Saleh Ibo, der stellvertretende Vorsitzende des Landwirtschaftsrats von Efrîn berichtet, dass der türkische Staat die Felder und Olivenhaine der Bevölkerung beschlagnahmt und so seine Politik der ethnischen Säuberung vollenden will.

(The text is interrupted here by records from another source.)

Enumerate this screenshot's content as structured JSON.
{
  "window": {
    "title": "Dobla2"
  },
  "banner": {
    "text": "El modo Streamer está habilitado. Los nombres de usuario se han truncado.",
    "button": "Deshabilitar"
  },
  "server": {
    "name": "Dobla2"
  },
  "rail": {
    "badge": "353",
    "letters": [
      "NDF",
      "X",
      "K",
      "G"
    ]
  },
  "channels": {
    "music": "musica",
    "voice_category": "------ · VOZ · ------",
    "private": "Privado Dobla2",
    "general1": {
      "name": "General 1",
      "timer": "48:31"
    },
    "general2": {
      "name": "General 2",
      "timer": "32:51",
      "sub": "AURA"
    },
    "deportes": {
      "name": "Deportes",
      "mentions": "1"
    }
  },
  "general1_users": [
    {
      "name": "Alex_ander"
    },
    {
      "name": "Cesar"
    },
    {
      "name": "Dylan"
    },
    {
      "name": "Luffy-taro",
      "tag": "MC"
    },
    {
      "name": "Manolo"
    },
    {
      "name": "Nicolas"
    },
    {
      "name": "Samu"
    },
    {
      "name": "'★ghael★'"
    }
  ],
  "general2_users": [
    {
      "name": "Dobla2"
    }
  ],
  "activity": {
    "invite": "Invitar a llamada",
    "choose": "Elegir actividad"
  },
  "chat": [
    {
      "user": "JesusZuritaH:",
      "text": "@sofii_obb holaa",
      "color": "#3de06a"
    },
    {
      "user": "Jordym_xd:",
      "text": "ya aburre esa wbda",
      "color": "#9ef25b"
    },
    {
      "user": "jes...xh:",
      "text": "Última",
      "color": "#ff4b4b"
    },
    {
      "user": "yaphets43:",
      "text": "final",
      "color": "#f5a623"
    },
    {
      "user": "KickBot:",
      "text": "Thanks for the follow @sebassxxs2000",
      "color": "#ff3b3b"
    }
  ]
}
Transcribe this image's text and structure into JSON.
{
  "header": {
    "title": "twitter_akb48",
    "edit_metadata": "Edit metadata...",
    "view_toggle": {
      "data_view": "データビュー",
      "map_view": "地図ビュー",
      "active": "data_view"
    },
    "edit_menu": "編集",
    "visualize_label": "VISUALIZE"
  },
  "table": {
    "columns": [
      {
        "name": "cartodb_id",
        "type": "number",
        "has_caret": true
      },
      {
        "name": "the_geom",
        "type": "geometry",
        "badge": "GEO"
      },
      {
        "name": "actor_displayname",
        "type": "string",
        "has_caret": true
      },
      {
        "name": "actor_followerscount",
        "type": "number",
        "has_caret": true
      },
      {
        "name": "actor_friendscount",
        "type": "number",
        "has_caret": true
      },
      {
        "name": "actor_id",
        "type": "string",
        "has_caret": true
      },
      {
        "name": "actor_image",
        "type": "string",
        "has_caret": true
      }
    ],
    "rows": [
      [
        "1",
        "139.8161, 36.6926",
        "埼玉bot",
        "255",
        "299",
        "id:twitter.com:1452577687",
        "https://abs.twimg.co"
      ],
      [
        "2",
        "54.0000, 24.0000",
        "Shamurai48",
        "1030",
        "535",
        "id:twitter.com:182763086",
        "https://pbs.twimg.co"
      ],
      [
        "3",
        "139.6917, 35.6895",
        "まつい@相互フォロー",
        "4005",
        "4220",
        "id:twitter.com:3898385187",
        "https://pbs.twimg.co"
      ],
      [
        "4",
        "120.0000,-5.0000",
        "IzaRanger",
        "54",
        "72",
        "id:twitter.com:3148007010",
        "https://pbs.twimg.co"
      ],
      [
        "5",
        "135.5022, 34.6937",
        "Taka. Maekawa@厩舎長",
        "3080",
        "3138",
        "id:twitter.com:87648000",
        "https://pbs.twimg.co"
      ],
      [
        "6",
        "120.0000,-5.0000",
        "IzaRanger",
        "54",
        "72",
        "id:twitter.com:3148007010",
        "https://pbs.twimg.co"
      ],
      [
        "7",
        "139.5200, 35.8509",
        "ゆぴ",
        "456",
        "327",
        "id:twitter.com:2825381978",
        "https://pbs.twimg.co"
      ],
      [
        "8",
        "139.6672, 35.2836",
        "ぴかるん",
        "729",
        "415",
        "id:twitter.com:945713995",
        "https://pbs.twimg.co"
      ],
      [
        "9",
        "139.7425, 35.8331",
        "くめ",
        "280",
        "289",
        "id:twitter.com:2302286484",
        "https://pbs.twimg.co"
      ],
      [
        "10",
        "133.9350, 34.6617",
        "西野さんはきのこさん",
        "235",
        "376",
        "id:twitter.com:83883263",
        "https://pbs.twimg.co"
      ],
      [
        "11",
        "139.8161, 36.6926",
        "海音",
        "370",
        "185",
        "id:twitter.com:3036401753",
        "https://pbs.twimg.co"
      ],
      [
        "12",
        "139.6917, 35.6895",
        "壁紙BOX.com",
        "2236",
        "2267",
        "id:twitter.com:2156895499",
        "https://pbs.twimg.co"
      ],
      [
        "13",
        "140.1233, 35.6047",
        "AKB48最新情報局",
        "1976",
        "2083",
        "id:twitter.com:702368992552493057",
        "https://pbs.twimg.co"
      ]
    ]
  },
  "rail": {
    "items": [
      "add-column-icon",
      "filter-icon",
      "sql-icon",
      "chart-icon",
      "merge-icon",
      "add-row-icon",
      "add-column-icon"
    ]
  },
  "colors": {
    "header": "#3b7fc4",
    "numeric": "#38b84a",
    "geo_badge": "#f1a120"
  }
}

Saleh Ibo ist der stellvertretende Vorsitzende des Landwirtschaftsrats von Efrîn. Mit ANF sprach er über den Plan des türkischen Staates, die Olivenproduktion Efrîns auszubeuten. Ibo berichtete, dass dieses Jahr aus 210.000 Tonnen Oliven 260 Millionen Blechdosen Olivenöl produziert würden und sagt: „Der türkische Staat wird mit den Oliven von Efrîn etwa 80 Millionen Dollar verdienen.“

„Die Olivenhaine der Vertriebenen wurden beschlagnahmt“

Der türkische Staat und seine Milizen haben die Olivenhaine der durch die Invasionsangriffe und den Terror der Besatzungstruppen vertriebenen Menschen beschlagnahmt. Ibo fügt hinzu: „Auch die Olivenhaine und Anbauflächen der Menschen, die in den sechs Monaten nach der Besetzung vor der Grausamkeit des türkischen Staates aus Efrîn fliehen mussten, wurden beschlagnahmt. Wir können sagen, dass etwa 80 Prozent der Oliven aus Efrîn von den Banden und dem von ihnen gegründeten Rat [„Afrin-Rat“] ohne jeglichen Ausgleich in die Türkei gebracht werden. Von den Menschen, die noch in Efrîn verblieben sind, verlangen die Besatzer für jeden Olivenbaum in ihrem Besitz eine Steuer von 2.000 syrischen Lira.“

„Sie werden damit 80 Millionen Euro verdienen“

Ibo sagte zum Diebstahl der Oliven: „Nach uns als Landwirtschaftsrat vorliegenden Daten plant der türkische Staat in der Olivensaison weitere Oliven auf widerrechtliche Weise in die Türkei zu bringen. Natürlich mit der Hilfe einiger europäischer Firmen, den Milizen und dem sogenannten Lokalrat. So wird die Türkei an den gestohlenen Oliven fast 80 Millionen Dollar verdienen. Wir haben in den vergangenen Jahren als Landwirtschaftsrat eine Untersuchung angestellt. Demnach gibt es in Efrîn über 18 Millionen Olivenbäume. Davon tragen 14 Millionen Früchte. Dieses Jahr hat es viel geregnet, deswegen wird die Olivenernte gut ausfallen. Nach Berechnungen des Landwirtschaftsrats werden etwa 210.000 Tonnen grüne Oliven produziert werden. Aus 20 Prozent davon wird Olivenöl gemacht. Daraus ergibt sich, dass 260 Millionen Dosen Olivenöl produziert werden.“

„Sie vernichten die Umwelt“

Auch die lokale Ölproduktion in Efrîn wurde zum Angriffsziel und dutzende Olivenölfabriken zerstört. Dazu sagt Ibo: „In Efrîn gab es etwa 218 Olivenölfabriken. Aber nach den Informationen, die uns erreicht haben, wurden im Rahmen der Besetzung dutzende Olivenölfabriken geplündert, die Maschinen gestohlen und aus Efrîn herausgeholt.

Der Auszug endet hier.